The grounds surrounding the house contain many old trees in a wide variety of species. There are a number of gravel walks around the 'park-like' grounds. A hillside west of the house provides a view of nearby Fredericksburg.

==History==
The land on which Fall Hill was established is believed to have been included in a grant of 8000 acres in Spotsylvania County patented by Francis Thornton I (1657–1727) around 1720. Thornton belonged to one of Virginia's distinguished Colonial families. Upon settling in the area, Thornton established a home at The Falls, a plantation at the foot of Fall Hill within the present-day town of Fredericksburg. The family ran a grist mill on the Rappahannock River. It is said that Francis Thornton III (1711–1749) built the house on Fall Hill in order to escape the heat of the house at The Falls laying lower in elevation near the river.

Francis Thornton III married Frances Gregory, daughter of Mildred Washington Gregory, aunt and godmother of George Washington. He served as a burgess, a trustee of Fredericksburg, and Colonel of the Spotsylvania militia. In 1749, Fall Hill was inherited by Colonel Thornton's son, Francis Thornton IV (1737–1794). However, he and his wife, Ann Thompson, maintained their primary residence at The Falls.

The present mansion at Fall Hill is believed to have been built by Francis Thornton V (1760–1836) probably around 1790 when he married Sally Innes. This belief is supported by architectural evidence in the design of the houses common to the period. Francis Thornton V was a Justice of the Peace in Spotsylvania County. Their son, James Innes Thornton, was born at Fall Hill. He moved to Alabama, became its third secretary of state, and established his own plantation, Thornhill. Francis Thornton V died in 1836 without a will. For nine years, until the estate was settled in 1845, Fall Hill was maintained by family slaves. Ultimately, the estate was deeded to Dr. John Taylor in 1845. Dr. Taylor had married Elizabeth Fitzgerald Forbes, a daughter of Sally Innes Thornton and Murray Forbes, and a granddaughter of Francis Thornton V, in February 1842. It was Dr. Taylor that renovated the home in the 1840s.

Its proximity to the Rappahannock River made Fall Hill a strategic point during the Fredericksburg Campaign of the Civil War. Fortifications were built along the river at the house to protect the crossing. The breastworks were built by General Robert E. Lee's soldiers. According to long-time resident, Butler Franklin, at one point Lee ordered the mansion destroyed by cannon fire so he could better see the approach of the Union Army across the river. However the house was saved when the Union Army's advance changed direction.

In 1870 Dr. Taylor's son, Murry Forbes Taylor, married Butler-Brayne Thornton, a cousin of his mother, and also a descendant of Francis Thornton V, which again reinforced Fall Hill as a part of the Thornton family legacy.
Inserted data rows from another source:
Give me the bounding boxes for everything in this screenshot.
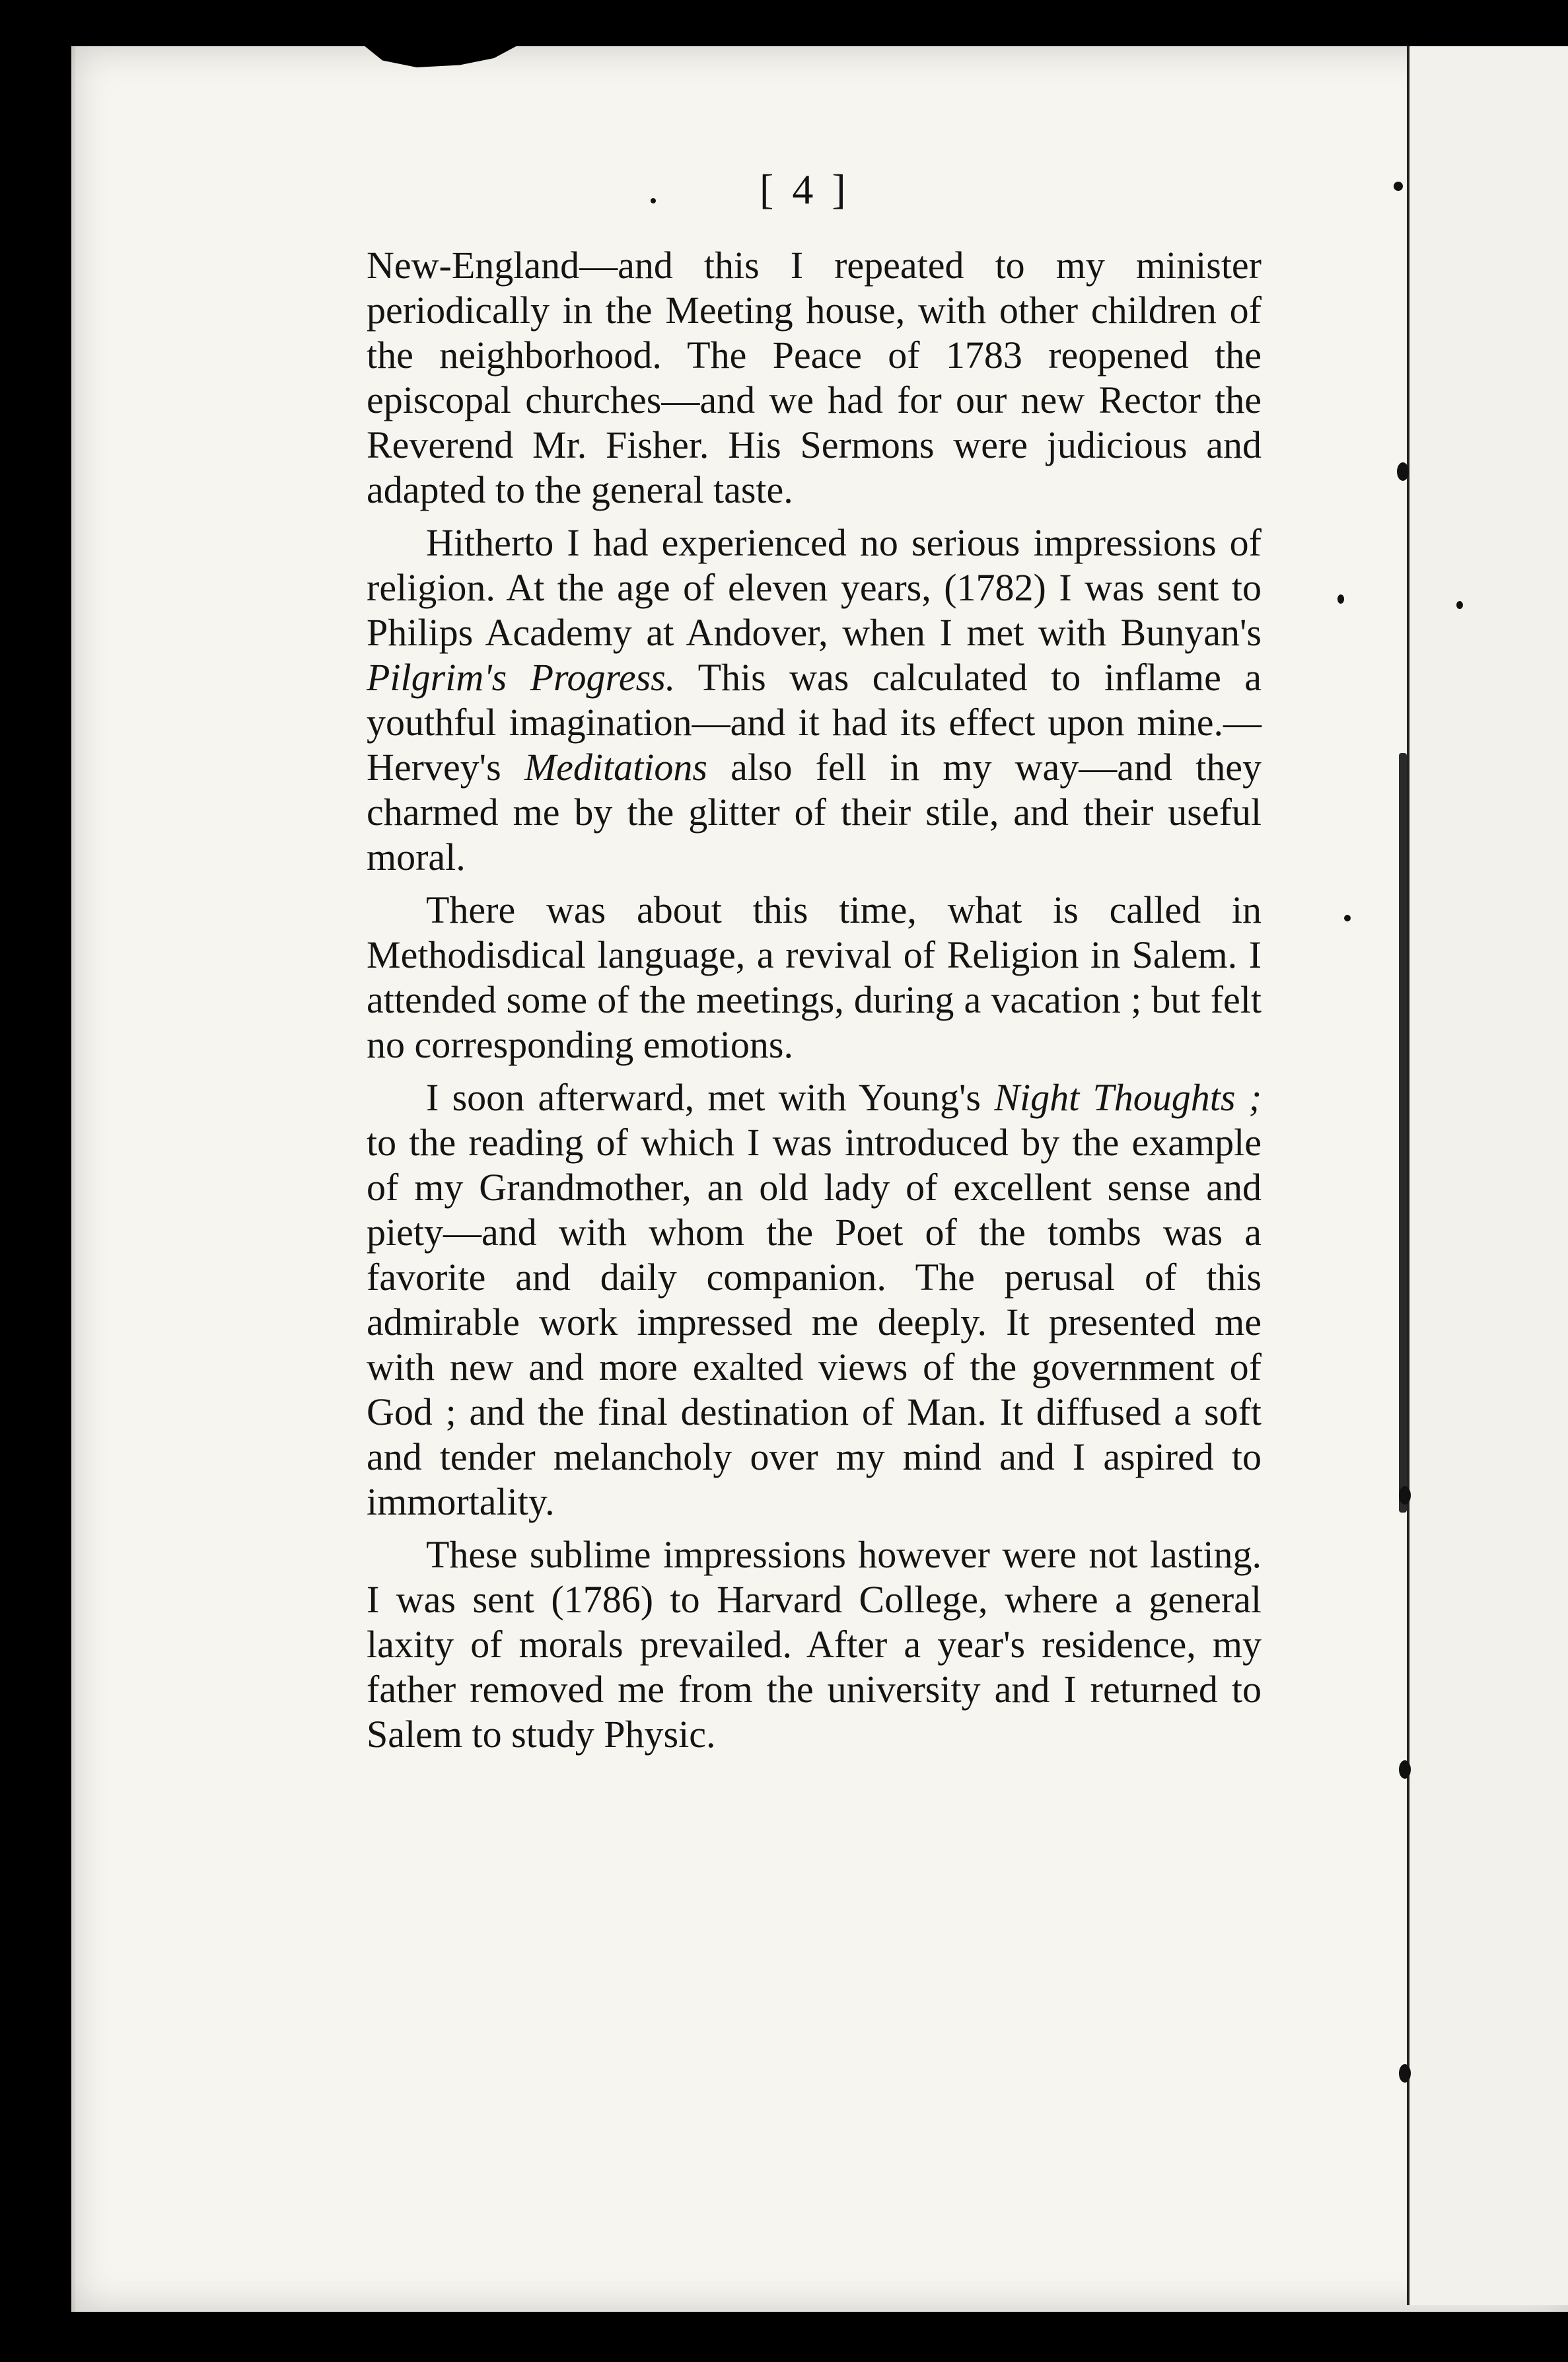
binding-stitch: [1399, 2064, 1411, 2083]
binding-stitch: [1399, 1486, 1411, 1505]
text-run: There was about this time, what is called in Methodisdical language, a revival of Religion in Salem. I attended some of the meetings, during a vacation ; but felt no corresponding emotions.: [367, 888, 1262, 1066]
text-run: These sublime impressions however were not lasting. I was sent (1786) to Harvard College, where a general laxity of morals prevailed. After a year's residence, my father removed me from the university and I returned to Salem to study Physic.: [367, 1533, 1262, 1756]
ink-speck: [1344, 915, 1351, 921]
body-text: [367, 243, 1262, 1765]
binding-stitch: [1397, 462, 1409, 481]
text-run: also fell in my way—and they charmed me by the glitter of their stile, and their useful moral.: [367, 746, 1262, 878]
paragraph: [367, 1075, 1262, 1524]
ink-speck: [651, 198, 656, 203]
ink-speck: [1456, 601, 1463, 609]
italic-text: Night Thoughts ;: [994, 1076, 1262, 1119]
paragraph: [367, 520, 1262, 880]
text-run: to the reading of which I was introduced by the example of my Grandmother, an old lady of excellent sense and piety—and with whom the Poet of the tombs was a favorite and daily companion. The perusal of this admirable work impressed me deeply. It presented me with new and more exalted views of the government of God ; and the final destination of Man. It diffused a soft and tender melancholy over my mind and I aspired to immortality.: [367, 1121, 1262, 1523]
binding-stitch: [1399, 1760, 1411, 1779]
italic-text: Meditations: [524, 746, 707, 789]
page-number: [ 4 ]: [760, 166, 850, 213]
paragraph: [367, 1532, 1262, 1757]
text-run: I soon afterward, met with Young's: [426, 1076, 995, 1119]
text-run: Hitherto I had experienced no serious impressions of religion. At the age of eleven years, (1782) I was sent to Philips Academy at Andover, when I met with Bunyan's: [367, 521, 1262, 654]
facing-page-edge: [1407, 46, 1568, 2305]
ink-speck: [1337, 594, 1344, 604]
paragraph: [367, 243, 1262, 513]
italic-text: Pilgrim's Progress.: [367, 656, 676, 699]
ink-speck: [1394, 182, 1403, 191]
text-run: This was calculated to inflame a youthful imagination—and it had its effect upon mine.—Hervey's: [367, 656, 1262, 789]
binding-spine: [1399, 753, 1407, 1513]
paragraph: [367, 888, 1262, 1067]
text-run: New-England—and this I repeated to my minister periodically in the Meeting house, with other children of the neighborhood. The Peace of 1783 reopened the episcopal churches—and we had for our new Rector the Reverend Mr. Fisher. His Sermons were judicious and adapted to the general taste.: [367, 244, 1262, 511]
Taylor and his wife lived with Doctor Taylor at Fall Hill from 1875 to 1877. In 1877, Murray Taylor and his wife moved to California where Taylor managed the estate of Mrs. Phoebe Apperson Hearst (mother of William Randolph Hearst) at San Simeon, California. To show her gratitude to Murray Taylor when he retired from his job at San Simeon in 1908, Mrs. Hearst purchased Fall Hill for $25,000 as a gift for him. It was Mrs. Hearst's wish that Butler-Brayne Thornton Robinson Franklin (granddaughter of Murray Forbes Taylor and Butler Brayne Thornton) inherit the estate. During the period from 1845 to 1870, when Dr. Taylor was deeded the property, it was technically still in the Thornton family, through his wife. So the property that Fall Hill was built on, had been in possession of the Thornton family, for over 280 years.

Butler Franklin, who died in 2003 at the age of 104, was the last of the Thorntons to own the property. In 2000, Fall Hill was purchased by Barry and Maureen Kefauver. Fall Hill was added to the National Register of Historic Places in June 1973.